Secure and Scalable Federated Learning for Predictive Maintenance in Industry 4.0 Environments
Keywords:
Federated Learning, Predictive Maintenance, Industrial Internet of Things (IIoT), Data Privacy and Security, Industry 4.0, Edge IntelligenceAbstract
The developing industry 4.0 and the spread of the Industrial Internet of Things (IIoT) devices transformed the concept of predictive maintenance (PdM) into consistent tracking and decision based on data. Regardless, classical centralized machine learning-based PdM solutions have brought along essential challenges such as data privacy breach, excessive communication overhead, and insufficient heterogeneity across industrial settings. To overcome these shortcomings, in this paper a new federated learning (FL) framework is provided that allows predictive maintenance to be done in an Industry 4.0 ecosystem in a decentralized, secure, and scalable manner. Our framework enables collective training of global model in collaboration with each other, in contrast to centralized methods that require transfer of raw data, thus protecting the secrecy of operational functions and aligned with the data governance requirements.
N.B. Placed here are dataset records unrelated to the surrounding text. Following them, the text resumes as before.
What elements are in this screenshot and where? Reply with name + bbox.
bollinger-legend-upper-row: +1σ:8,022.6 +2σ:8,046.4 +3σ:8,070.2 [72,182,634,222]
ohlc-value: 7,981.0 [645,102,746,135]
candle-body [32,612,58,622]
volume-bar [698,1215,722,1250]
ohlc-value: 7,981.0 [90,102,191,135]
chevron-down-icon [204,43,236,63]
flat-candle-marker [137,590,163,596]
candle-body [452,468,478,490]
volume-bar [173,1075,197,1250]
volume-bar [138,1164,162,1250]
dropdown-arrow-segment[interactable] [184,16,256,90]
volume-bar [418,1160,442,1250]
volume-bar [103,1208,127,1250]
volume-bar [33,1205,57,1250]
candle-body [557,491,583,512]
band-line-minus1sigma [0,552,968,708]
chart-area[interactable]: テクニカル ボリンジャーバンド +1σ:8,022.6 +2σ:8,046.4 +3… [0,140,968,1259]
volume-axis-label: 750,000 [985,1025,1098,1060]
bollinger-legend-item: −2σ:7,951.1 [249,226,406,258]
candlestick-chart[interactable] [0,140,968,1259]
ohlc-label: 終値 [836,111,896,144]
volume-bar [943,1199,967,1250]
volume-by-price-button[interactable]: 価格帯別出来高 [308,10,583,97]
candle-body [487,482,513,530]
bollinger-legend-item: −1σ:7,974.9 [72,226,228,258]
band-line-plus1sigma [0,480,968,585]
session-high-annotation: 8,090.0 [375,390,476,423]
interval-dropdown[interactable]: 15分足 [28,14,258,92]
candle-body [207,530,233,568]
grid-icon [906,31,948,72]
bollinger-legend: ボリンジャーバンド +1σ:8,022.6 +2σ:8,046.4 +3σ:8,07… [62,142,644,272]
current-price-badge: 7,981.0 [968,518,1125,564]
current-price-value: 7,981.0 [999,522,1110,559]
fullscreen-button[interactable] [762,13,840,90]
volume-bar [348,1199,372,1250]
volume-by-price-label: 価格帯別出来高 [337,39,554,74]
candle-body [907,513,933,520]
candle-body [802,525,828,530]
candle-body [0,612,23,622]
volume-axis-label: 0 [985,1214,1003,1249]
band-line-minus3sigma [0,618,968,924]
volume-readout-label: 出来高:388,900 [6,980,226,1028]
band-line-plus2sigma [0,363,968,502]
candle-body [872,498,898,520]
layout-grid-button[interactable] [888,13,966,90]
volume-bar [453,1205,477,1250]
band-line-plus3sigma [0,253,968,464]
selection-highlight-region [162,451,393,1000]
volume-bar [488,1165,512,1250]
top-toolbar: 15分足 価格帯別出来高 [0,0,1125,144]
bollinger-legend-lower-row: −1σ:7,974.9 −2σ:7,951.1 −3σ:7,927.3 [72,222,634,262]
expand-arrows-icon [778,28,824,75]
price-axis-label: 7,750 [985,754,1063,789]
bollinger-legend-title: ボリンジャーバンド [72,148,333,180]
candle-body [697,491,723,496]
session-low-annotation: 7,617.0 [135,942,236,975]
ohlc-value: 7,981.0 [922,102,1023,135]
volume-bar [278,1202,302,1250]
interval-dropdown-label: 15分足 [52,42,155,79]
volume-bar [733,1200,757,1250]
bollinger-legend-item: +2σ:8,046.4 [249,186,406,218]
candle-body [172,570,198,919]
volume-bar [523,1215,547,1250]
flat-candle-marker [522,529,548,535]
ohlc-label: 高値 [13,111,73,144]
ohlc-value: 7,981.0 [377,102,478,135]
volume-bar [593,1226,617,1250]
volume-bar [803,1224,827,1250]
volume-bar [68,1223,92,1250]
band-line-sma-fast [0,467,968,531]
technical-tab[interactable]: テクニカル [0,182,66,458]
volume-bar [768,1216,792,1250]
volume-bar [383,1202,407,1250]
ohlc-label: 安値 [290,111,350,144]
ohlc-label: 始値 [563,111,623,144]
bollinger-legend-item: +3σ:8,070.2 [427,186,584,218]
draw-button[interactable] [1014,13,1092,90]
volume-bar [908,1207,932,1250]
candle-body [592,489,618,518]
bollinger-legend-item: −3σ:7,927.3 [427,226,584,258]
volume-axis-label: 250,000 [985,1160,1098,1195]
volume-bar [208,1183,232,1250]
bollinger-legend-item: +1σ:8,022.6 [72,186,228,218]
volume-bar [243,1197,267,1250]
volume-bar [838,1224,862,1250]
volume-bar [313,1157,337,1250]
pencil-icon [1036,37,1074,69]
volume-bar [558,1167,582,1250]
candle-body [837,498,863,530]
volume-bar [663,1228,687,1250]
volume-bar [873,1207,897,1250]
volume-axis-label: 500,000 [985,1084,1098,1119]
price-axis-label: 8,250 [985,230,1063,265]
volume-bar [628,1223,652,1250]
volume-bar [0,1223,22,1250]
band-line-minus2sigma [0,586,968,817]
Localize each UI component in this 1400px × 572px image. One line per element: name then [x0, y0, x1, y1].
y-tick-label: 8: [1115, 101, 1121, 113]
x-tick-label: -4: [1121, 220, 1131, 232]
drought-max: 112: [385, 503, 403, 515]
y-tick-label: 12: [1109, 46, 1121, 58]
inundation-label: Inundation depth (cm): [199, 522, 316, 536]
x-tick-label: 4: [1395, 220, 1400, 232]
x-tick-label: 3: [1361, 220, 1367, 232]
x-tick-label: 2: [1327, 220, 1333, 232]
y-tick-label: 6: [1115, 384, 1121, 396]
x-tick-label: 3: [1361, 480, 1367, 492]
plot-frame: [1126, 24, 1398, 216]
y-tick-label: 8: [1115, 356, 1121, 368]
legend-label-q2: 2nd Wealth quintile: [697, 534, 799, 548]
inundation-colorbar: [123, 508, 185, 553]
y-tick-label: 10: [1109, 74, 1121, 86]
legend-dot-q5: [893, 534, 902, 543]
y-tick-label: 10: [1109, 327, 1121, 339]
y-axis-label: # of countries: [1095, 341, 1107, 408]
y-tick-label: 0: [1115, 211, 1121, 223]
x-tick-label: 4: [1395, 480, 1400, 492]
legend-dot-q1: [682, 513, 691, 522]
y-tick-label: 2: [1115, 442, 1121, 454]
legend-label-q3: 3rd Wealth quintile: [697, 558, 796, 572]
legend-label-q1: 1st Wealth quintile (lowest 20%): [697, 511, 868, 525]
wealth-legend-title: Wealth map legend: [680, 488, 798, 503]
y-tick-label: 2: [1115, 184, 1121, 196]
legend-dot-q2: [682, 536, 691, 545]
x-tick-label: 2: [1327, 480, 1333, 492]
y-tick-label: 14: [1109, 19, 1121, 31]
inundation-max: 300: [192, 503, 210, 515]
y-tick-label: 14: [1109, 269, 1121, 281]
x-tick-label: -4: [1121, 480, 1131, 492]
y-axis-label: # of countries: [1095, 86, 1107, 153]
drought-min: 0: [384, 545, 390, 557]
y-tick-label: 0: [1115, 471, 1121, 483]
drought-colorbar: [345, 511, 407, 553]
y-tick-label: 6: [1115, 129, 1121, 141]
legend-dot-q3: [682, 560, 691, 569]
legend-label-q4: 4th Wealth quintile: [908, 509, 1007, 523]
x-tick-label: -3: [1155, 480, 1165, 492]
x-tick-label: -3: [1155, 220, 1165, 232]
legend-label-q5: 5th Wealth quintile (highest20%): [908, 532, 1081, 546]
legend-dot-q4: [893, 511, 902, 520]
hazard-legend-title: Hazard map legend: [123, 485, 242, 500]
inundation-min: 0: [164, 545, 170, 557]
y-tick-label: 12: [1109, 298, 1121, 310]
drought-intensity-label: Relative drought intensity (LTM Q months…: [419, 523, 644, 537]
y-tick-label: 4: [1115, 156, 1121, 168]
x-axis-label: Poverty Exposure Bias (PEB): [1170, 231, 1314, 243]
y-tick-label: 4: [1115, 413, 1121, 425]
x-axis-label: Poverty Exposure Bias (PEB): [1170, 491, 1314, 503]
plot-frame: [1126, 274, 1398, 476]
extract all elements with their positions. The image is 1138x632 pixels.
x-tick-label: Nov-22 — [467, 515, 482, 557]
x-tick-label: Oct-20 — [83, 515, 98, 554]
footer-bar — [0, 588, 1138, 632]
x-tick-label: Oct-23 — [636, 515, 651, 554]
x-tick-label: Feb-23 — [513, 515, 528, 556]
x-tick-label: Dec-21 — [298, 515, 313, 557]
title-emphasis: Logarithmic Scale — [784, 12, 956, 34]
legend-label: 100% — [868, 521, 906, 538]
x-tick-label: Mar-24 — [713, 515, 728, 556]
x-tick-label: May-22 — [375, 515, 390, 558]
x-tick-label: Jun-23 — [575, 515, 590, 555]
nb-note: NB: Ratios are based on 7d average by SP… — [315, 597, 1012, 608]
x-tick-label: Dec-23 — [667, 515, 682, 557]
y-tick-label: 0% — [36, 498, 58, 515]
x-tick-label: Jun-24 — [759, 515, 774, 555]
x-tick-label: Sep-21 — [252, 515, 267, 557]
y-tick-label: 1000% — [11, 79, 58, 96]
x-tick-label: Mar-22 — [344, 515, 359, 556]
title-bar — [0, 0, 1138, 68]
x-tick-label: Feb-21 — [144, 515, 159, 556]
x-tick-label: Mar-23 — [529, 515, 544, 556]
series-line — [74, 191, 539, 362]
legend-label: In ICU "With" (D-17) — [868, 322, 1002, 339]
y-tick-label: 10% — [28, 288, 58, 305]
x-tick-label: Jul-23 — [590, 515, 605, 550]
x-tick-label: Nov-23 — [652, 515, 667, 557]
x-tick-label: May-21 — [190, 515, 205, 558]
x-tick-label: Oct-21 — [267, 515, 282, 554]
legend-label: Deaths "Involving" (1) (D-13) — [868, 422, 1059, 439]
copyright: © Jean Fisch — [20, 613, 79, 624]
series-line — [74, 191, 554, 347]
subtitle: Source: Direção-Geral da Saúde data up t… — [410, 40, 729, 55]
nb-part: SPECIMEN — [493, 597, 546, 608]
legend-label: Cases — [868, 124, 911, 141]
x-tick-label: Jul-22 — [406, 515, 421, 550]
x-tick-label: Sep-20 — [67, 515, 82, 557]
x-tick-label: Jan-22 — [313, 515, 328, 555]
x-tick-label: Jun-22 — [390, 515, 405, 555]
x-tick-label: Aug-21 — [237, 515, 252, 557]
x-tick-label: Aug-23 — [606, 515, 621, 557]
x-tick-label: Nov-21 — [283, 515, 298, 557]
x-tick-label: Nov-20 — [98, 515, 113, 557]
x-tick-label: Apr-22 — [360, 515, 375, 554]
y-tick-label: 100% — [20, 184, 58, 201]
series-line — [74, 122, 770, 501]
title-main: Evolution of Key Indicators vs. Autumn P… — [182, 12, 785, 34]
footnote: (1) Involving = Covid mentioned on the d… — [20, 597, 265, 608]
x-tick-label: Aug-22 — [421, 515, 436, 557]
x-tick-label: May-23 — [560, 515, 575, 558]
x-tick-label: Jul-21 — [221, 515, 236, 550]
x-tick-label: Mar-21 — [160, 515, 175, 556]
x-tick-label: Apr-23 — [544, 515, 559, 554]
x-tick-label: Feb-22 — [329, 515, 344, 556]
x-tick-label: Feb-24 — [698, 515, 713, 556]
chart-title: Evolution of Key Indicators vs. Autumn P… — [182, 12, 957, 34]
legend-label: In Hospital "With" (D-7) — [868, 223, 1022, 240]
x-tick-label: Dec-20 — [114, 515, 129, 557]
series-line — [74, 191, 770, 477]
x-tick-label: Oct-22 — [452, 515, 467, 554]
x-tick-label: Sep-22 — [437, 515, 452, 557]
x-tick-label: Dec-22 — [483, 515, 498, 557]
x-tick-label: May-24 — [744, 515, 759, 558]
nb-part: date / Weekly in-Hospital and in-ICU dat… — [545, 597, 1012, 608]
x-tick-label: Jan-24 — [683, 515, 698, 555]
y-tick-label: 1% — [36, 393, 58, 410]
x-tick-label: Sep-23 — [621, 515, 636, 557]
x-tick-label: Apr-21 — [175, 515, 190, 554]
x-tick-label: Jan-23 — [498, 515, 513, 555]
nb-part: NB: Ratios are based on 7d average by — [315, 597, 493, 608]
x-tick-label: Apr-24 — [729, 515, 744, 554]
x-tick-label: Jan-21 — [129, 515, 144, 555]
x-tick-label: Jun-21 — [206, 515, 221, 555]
In the proposed system potentially numerous privacy-preserving mechanisms are used, such as differential privacy (DP) to obfuscate local gradients and homomorphic encryption (HE) to allow secure aggregation of encrypted model updates. Moreover, we proposed an algorithm allowing the selection of a client in an adaptive way that emphasizes high-quality clients (and stable ones) according to statistical contribution and reliability to quicken convergence and lower training variance. Though a slight trade-off to model accuracy is created by privacy enhancements, experimental evaluation on the NASA C-MAPSS turbofan engine degradation dataset shows that the proposed secure FL-based PdM framework offers near-centralized prediction accuracy with dramatic decreases of communication cost and an effective defense against data inference attacks. In this paper, the author underlines the possibility of federated learning as a premise of secure, intelligent, and scalable maintenance approaches in future industrial automations.